When Ward Williams thinks back on his childhood, he remembers years spent without his father when Williams could have used him most.
Now, it’s Williams’ mission to help today’s absent fathers understand it doesn’t need to be that way.
Williams, the executive director of Vineyard Family Services in Hoover, a nonprofit dedicated to helping men become better, more available fathers, attended a ‘fatherhood summit’ in Washington D.C. June 21.
“It’s an important issue. Fathers are the most efficient and cost-effective social service entity out there,” Williams said.
Williams was one of 300 leaders of fatherhood programs from across the country to attend the summit, which allowed the leaders to meet and listen to President Barack Obama make a speech about new federal fatherhood initiatives.

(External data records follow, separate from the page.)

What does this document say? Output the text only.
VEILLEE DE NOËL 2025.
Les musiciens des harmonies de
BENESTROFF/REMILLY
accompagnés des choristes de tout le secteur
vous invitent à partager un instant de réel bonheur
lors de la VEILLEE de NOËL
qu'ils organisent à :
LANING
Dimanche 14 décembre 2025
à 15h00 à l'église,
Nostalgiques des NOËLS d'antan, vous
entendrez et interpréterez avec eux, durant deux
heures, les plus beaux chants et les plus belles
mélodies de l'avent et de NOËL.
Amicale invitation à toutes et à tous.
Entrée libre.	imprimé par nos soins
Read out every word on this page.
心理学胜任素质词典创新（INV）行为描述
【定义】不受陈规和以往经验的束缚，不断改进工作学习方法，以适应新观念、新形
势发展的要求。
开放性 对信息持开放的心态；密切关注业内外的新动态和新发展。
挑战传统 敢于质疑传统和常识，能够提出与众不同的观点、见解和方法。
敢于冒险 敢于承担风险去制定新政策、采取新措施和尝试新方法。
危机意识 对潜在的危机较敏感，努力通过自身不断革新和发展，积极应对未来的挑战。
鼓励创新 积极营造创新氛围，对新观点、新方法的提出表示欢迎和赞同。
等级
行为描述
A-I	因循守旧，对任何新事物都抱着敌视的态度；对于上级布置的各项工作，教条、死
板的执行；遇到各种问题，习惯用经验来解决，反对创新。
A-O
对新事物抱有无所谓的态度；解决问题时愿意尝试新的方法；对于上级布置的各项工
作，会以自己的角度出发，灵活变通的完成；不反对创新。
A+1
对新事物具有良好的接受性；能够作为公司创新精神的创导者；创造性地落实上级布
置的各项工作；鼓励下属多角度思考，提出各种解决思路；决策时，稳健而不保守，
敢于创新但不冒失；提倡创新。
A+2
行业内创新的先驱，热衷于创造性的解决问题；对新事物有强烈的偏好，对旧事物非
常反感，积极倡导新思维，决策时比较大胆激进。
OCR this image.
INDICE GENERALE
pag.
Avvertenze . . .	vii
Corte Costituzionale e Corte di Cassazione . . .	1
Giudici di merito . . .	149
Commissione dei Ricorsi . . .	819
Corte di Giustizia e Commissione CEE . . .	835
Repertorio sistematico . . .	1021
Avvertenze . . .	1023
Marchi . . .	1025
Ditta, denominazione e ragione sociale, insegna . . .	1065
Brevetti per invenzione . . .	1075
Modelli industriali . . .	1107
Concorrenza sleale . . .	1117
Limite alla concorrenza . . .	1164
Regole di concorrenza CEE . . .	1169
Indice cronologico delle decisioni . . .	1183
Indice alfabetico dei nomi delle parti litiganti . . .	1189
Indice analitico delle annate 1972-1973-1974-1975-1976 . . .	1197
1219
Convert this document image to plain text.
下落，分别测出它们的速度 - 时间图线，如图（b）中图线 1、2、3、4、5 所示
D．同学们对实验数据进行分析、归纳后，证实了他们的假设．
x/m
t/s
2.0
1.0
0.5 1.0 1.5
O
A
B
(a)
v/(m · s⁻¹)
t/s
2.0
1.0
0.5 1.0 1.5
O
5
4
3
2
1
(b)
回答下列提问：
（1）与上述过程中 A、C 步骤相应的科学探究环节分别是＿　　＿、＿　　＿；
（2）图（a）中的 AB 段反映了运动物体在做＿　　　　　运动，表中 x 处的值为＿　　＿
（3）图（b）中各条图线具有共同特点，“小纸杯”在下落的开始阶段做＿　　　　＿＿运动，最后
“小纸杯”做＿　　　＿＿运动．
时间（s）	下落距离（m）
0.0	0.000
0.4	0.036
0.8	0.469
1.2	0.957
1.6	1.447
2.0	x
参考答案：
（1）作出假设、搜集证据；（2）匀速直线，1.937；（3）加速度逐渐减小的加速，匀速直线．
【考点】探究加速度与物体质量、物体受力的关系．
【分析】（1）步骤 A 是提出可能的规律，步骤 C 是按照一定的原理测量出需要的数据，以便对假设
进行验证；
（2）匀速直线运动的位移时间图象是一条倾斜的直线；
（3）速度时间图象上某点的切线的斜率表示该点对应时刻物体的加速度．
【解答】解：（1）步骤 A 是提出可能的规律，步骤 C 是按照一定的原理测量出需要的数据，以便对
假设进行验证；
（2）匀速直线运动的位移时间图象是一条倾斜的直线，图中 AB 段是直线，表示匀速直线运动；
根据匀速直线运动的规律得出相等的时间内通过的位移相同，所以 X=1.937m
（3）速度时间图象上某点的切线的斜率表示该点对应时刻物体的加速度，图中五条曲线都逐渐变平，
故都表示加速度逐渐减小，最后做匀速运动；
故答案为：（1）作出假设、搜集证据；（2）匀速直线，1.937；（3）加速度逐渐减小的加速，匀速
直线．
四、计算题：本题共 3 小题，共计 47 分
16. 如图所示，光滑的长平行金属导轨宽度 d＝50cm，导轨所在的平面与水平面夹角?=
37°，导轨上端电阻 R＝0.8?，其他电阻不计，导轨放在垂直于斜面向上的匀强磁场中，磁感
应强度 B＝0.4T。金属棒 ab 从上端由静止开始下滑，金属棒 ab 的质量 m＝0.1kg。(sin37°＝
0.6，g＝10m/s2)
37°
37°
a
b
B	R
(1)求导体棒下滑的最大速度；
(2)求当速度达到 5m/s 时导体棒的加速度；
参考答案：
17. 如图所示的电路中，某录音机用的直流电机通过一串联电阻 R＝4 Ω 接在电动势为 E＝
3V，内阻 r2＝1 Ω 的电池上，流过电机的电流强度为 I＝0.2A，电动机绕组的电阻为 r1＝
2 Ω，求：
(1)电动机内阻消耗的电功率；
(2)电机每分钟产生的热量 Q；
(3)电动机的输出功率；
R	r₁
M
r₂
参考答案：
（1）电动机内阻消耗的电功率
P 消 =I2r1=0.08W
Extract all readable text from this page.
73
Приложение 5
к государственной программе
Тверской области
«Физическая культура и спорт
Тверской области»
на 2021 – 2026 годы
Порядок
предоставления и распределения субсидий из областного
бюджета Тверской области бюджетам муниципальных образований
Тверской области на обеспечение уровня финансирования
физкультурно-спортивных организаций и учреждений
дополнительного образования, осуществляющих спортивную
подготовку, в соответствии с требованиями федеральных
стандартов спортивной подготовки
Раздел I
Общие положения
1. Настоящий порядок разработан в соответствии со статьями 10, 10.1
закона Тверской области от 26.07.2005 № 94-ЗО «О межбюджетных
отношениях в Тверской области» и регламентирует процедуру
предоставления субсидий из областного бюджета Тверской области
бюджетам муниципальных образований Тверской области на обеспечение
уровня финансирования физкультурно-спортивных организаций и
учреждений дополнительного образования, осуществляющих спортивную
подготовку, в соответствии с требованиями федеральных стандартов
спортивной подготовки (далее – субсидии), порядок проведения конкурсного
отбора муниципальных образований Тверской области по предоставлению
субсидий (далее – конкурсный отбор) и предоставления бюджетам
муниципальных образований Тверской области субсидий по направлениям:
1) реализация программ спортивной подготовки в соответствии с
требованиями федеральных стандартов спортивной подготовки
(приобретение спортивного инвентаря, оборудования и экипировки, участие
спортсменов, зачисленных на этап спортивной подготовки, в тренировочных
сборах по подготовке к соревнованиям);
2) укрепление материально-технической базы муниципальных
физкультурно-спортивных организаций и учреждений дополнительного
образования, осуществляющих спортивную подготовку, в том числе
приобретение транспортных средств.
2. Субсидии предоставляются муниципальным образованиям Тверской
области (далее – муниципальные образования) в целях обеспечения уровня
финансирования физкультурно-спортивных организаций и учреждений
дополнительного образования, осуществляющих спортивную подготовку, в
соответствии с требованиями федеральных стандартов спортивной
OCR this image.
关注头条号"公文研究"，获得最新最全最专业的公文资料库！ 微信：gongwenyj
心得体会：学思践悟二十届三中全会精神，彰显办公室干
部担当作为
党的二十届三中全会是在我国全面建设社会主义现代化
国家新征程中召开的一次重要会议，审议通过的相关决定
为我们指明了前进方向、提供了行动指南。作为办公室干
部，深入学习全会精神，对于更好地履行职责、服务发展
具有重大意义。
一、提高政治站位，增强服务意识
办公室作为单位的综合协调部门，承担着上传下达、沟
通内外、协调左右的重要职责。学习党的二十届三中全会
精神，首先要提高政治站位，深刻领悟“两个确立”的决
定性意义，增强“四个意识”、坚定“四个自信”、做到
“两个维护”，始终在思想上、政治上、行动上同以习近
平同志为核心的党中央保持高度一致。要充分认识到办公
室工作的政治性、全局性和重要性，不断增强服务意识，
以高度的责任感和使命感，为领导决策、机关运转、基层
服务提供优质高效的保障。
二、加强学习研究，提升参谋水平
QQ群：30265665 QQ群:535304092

“It’s an honor. I don’t think anyone else from Alabama was asked. That’s a big deal,” Williams said. “I think this issue, to the president, is something personal and something he cared about. I think a lot of his ambition is because he grew up without a father.”
Williams said he was invited to the summit after speaking at a regional White House conference on fatherhood in Atlanta in December. A few months ago, he participated in a White House conference call gathering ideas for fatherhood initiatives.
Williams said through his work with fathers and the families missing their fathers, he’s realized something essential about himself.
“A lot of the things I didn’t get as a kid, I’m getting now because I’m giving them to my kids,” he said.
Williams said he also realizes most fathers want to be there for their families — they just don’t know how to do so.
“Men don’t want to be bad dads. That’s why agencies like mine are important. We need to get the conversation started. Men need help like women do, and it’s much easier for women to get help,” he said. “There are agencies like us who help men make the right decisions and make an impact on society in many different ways.”